Our goal here is to get the VM to resolve on the private IP address of the Private Endpoint, so the operation can run using the secure Private link.

Resolution

According to our public documentation, there is a need of the DNS level forwarder on Azure. The On-premises DNS server will be forwarding the queries of the Private Endpoint's FQDN to the Azure DNS forwarder, and it will relay them to the 168.63.129.16. So, on our Azure DNS server, we will set up a forwarder with the Azure IP: 168.63.129.16. Then, we'll set up a conditional forwarder on the on-premises DNS server to relay all the DNS queries including the domain "datafactory.azure.net" to the Azure DNS forwarder 10.10.3.100.

https://docs.microsoft.com/en-us/azure/private-link/private-endpoint-dns#on-premises-workloads-using-a-dns-forwarder

As Azure DNS level forwarder, we'll have az-dns with a DNS server installed, and configured with 168.63.129.16 as forwarder.

azdnsfwd

On Onprem-dns, we'll have:

  • Conditional Forwarder - domain: "datafactory.azure.net"
  • Conditional Forwarder - DNS server: 10.10.3.100

OnpremDNScondFwd

With the new DNS server configured on Azure, we can change the custom DNS server on the Azure VNET to 10.10.3.100 for better efficiency in the future, and limitation of the load on the on-premise DNS server. Once it is done, please restart the VM az-dns.

AzureCustomDNS

To test, the resolution, make sure the Microsoft IR service is started on Onprem-shir, then run the nslookup to see if we have a resolution on the private IP of the Private Endpoint.

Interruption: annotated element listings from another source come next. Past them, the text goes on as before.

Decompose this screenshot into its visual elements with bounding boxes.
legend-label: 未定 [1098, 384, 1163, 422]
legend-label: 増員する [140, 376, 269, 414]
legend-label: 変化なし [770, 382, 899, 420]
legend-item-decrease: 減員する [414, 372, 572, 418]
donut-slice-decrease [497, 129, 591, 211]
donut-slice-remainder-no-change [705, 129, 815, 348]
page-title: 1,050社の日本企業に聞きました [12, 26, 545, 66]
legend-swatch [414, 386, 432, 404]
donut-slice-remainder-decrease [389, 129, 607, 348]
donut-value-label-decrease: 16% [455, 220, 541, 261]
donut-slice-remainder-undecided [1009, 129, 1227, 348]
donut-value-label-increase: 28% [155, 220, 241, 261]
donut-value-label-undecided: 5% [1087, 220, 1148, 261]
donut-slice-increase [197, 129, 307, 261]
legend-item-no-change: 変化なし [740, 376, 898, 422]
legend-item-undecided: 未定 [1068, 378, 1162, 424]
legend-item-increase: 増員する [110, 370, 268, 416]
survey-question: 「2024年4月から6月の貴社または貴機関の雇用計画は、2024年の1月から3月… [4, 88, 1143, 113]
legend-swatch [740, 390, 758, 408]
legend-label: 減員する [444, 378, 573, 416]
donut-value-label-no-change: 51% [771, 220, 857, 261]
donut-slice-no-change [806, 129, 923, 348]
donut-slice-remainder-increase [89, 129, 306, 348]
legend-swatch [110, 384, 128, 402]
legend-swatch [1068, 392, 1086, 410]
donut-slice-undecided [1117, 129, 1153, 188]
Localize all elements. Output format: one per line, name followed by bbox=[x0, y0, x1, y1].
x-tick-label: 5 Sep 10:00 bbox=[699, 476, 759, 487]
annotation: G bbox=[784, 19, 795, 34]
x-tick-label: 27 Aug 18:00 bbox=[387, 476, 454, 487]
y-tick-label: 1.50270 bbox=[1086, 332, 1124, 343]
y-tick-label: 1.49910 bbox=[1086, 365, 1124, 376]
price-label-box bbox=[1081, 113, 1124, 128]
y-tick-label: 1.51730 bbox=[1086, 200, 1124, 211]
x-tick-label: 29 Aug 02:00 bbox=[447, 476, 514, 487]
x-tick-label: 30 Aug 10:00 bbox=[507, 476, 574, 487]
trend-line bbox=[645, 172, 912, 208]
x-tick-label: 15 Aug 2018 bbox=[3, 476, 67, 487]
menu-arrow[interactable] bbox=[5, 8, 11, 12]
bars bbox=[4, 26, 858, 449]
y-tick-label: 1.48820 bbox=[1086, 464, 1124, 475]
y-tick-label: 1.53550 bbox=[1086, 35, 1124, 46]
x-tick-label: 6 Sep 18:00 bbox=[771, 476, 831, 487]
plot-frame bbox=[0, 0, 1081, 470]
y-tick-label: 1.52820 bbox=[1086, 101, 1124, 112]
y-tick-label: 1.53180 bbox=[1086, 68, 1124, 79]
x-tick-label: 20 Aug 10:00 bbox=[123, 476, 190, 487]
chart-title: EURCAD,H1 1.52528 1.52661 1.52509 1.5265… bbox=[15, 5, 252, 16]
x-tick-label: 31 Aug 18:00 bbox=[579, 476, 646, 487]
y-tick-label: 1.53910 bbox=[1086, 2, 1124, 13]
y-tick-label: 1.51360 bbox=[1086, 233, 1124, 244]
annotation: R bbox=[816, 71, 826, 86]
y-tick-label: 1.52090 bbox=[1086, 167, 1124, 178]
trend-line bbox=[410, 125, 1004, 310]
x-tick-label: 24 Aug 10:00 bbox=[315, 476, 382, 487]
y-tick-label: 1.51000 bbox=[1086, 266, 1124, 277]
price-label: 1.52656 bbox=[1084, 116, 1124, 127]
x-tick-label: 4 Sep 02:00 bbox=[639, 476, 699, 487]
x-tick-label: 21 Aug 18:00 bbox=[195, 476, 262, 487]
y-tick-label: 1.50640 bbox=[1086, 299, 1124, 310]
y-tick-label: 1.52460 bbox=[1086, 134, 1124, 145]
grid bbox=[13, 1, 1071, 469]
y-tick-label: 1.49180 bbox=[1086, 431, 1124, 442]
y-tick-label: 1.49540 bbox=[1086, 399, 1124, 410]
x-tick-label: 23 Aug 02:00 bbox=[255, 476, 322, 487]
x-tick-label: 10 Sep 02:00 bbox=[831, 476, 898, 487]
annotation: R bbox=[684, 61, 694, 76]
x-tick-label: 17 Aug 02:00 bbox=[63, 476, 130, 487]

PS C:\Users\Azure> nslookup afdpe-training-tcs.eastus.datafactory.azure.net
Server:  UnKnown
Address:  172.16.2.100

Non-authoritative answer:
Name:    afdpe-training-tcs.eastus.privatelink.datafactory.azure.net
Address:  10.10.2.4
Aliases:  afdpe-training-tcs.eastus.datafactory.azure.net

Once we have validated the resolution, we can run the Copy Data debug from the Data Factory Studio and confirm that the operation is ran successfully.

CopyData

Bonus - Private Endpoint Troubleshooting Flow

TroubleshootingFlow

I would like to say that using the DNS server level forwarder is not the only option to resolve the issue as we do have multiple like using an NVA or AzFW as DNS proxy, but it might be the cheapest among the recommended options.